This has been an issue in the past, where NGINX disagreed with a CVE being assigned, but a CVE is the easiest way to get a vulnerability fixed across the ecosystem and in the distributions that distribute NGINX.
Each time something is silently fixed it takes much longer and is much harder to actually get the fix approved/backported/whatever is necessary to get it fixed.
Long answer: Most DBs key on lastname, so MegaZone is my last name, officially, and I have no first name. Then I leave the first name blank if it'll let me, but more often I need to put something in there - so these days I use 'MZ' as that's what I have people call me. I used to use 'Mr', and I still need to use that on some government forms so everything will match up.
License and passport have no first name and MegaZone for a last name.
My SSN Card has 'Mr MegaZone' - when I changed it, back in 2000, the SSA said their computers just could not handle a blank first name. They wanted to put in something like NFN MegaZone, FNU MegaZone, etc. (No First Name, First Name Unknown) I suggested 'Mr' because it tickled me to make the government call me Mister MegaZone. ;-)
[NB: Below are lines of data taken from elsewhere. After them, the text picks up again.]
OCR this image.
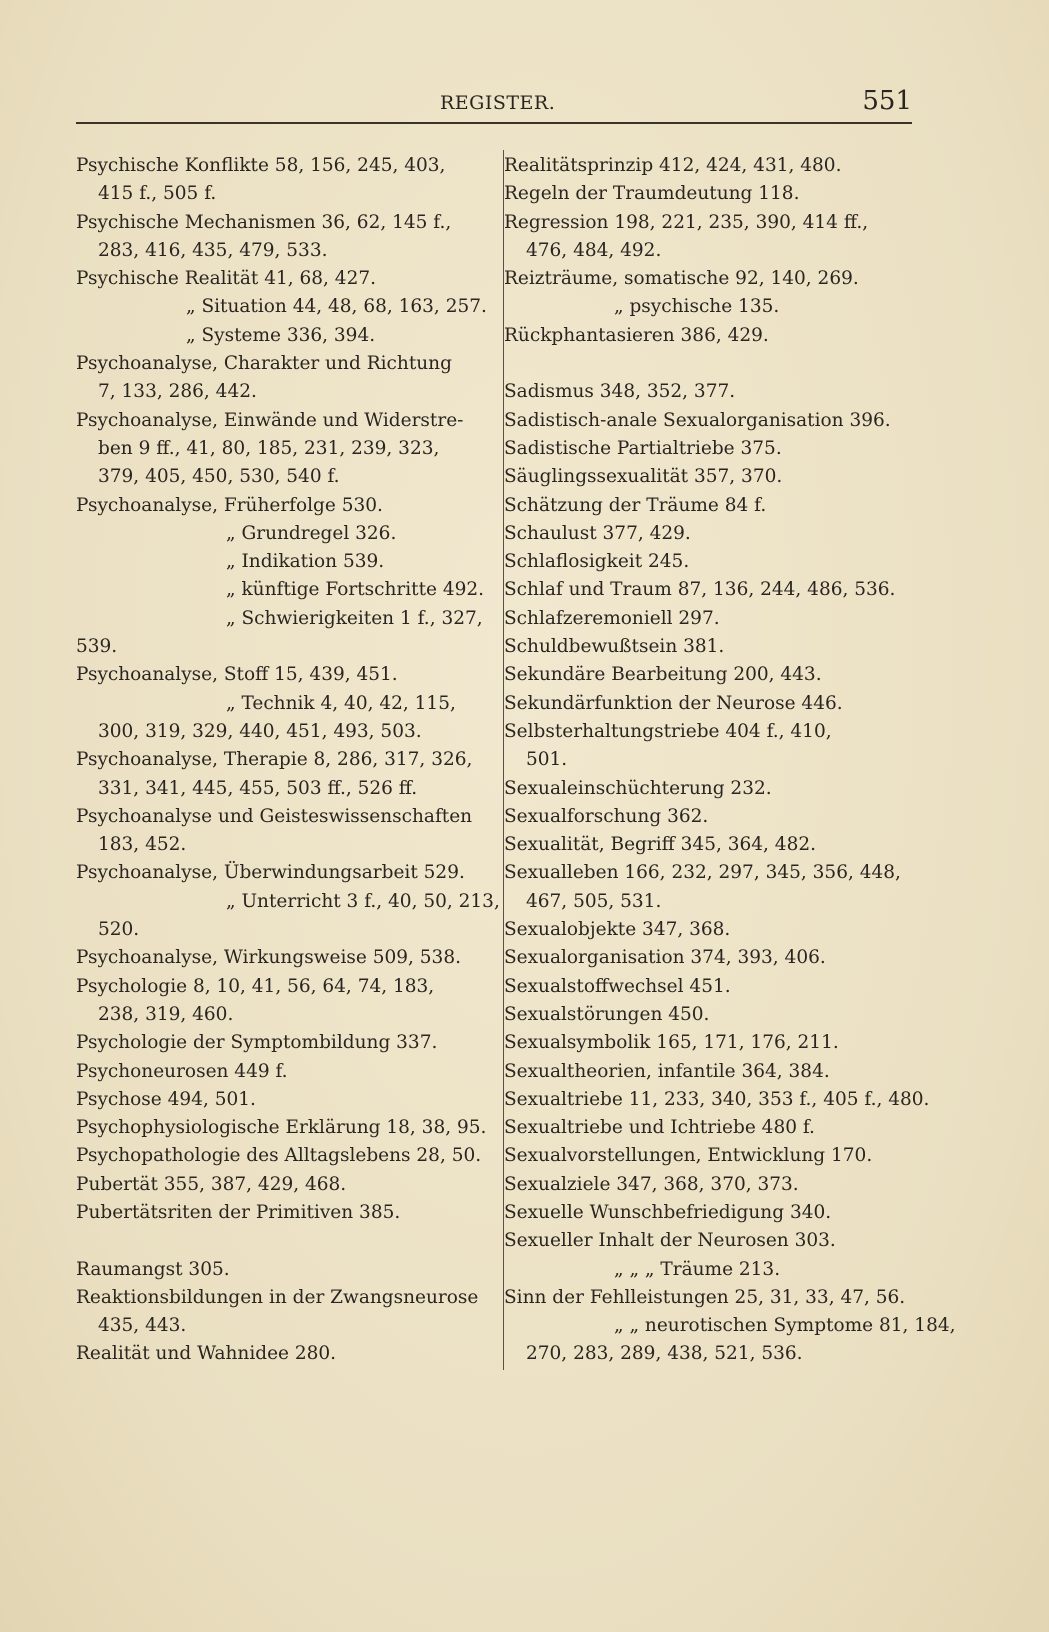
REGISTER.	551
Psychische Konflikte 58, 156, 245, 403,
415 f., 505 f.
Psychische Mechanismen 36, 62, 145 f.,
283, 416, 435, 479, 533.
Psychische Realität 41, 68, 427.
„ Situation 44, 48, 68, 163, 257.
„ Systeme 336, 394.
Psychoanalyse, Charakter und Richtung
7, 133, 286, 442.
Psychoanalyse, Einwände und Widerstre-
ben 9 ff., 41, 80, 185, 231, 239, 323,
379, 405, 450, 530, 540 f.
Psychoanalyse, Früherfolge 530.
„ Grundregel 326.
„ Indikation 539.
„ künftige Fortschritte 492.
„ Schwierigkeiten 1 f., 327,
539.
Psychoanalyse, Stoff 15, 439, 451.
„ Technik 4, 40, 42, 115,
300, 319, 329, 440, 451, 493, 503.
Psychoanalyse, Therapie 8, 286, 317, 326,
331, 341, 445, 455, 503 ff., 526 ff.
Psychoanalyse und Geisteswissenschaften
183, 452.
Psychoanalyse, Überwindungsarbeit 529.
„ Unterricht 3 f., 40, 50, 213,
520.
Psychoanalyse, Wirkungsweise 509, 538.
Psychologie 8, 10, 41, 56, 64, 74, 183,
238, 319, 460.
Psychologie der Symptombildung 337.
Psychoneurosen 449 f.
Psychose 494, 501.
Psychophysiologische Erklärung 18, 38, 95.
Psychopathologie des Alltagslebens 28, 50.
Pubertät 355, 387, 429, 468.
Pubertätsriten der Primitiven 385.
Raumangst 305.
Reaktionsbildungen in der Zwangsneurose
435, 443.
Realität und Wahnidee 280.
Realitätsprinzip 412, 424, 431, 480.
Regeln der Traumdeutung 118.
Regression 198, 221, 235, 390, 414 ff.,
476, 484, 492.
Reizträume, somatische 92, 140, 269.
„ psychische 135.
Rückphantasieren 386, 429.
Sadismus 348, 352, 377.
Sadistisch-anale Sexualorganisation 396.
Sadistische Partialtriebe 375.
Säuglingssexualität 357, 370.
Schätzung der Träume 84 f.
Schaulust 377, 429.
Schlaflosigkeit 245.
Schlaf und Traum 87, 136, 244, 486, 536.
Schlafzeremoniell 297.
Schuldbewußtsein 381.
Sekundäre Bearbeitung 200, 443.
Sekundärfunktion der Neurose 446.
Selbsterhaltungstriebe 404 f., 410,
501.
Sexualeinschüchterung 232.
Sexualforschung 362.
Sexualität, Begriff 345, 364, 482.
Sexualleben 166, 232, 297, 345, 356, 448,
467, 505, 531.
Sexualobjekte 347, 368.
Sexualorganisation 374, 393, 406.
Sexualstoffwechsel 451.
Sexualstörungen 450.
Sexualsymbolik 165, 171, 176, 211.
Sexualtheorien, infantile 364, 384.
Sexualtriebe 11, 233, 340, 353 f., 405 f., 480.
Sexualtriebe und Ichtriebe 480 f.
Sexualvorstellungen, Entwicklung 170.
Sexualziele 347, 368, 370, 373.
Sexuelle Wunschbefriedigung 340.
Sexueller Inhalt der Neurosen 303.
„ „ „ Träume 213.
Sinn der Fehlleistungen 25, 31, 33, 47, 56.
„ „ neurotischen Symptome 81, 184,
270, 283, 289, 438, 521, 536.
Airline tickets are something where I use Mr MegaZone. I have Global Entry/PreCheck, and even though my IDs have no first name, the ticketing systems do NOT like that. So my PreCheck stuff is under Mr MegaZone. I made the mistake if booking once under MZ MegaZone, and even though all my PreCheck info was on there, it didn't work and I got stuck in the normal security line. Lesson learned.
My passport does break other systems sometimes - I go on cruises with my wife and they, of course, base things on your passport. So I usually end up as FNU MegaZone, which leads to hilarity as crew members try to pronounce 'FNU' as a name. Usually once I'm onboard I can get into the system and edit things, but such is life.
This seems like mostly a non-issue, since this module isn't compiled by default. I guess it's good to fix it regardless, but it seems unnecessary to issue a security advisory/CVE for this. HTTP/3 is an experimental feature in nginx that isn't built by default and isn't included in most distribution builds.
I'm a novice at nginx and using modules. how do I figure out if the nginx docker images that I use are effected by this? it looks like the default image uses `debian:bookworm-slim`. is it safe to assume that the compiled version in that upstream image isn't using any additional modules?
> The issues affect nginx compiled with the ngx_http_v3_module (not
compiled by default) if the "quic" option of the "listen" directive
is used in a configuration file.
The official nginx docker images ship with HTTP3 module enabled - and we have released the updated ones earlier today - so please update to stay secure.
You can also launch something like:
$ docker run -ti --rm nginx:latest nginx -V
to check which modules are compiled in to the binary you're running.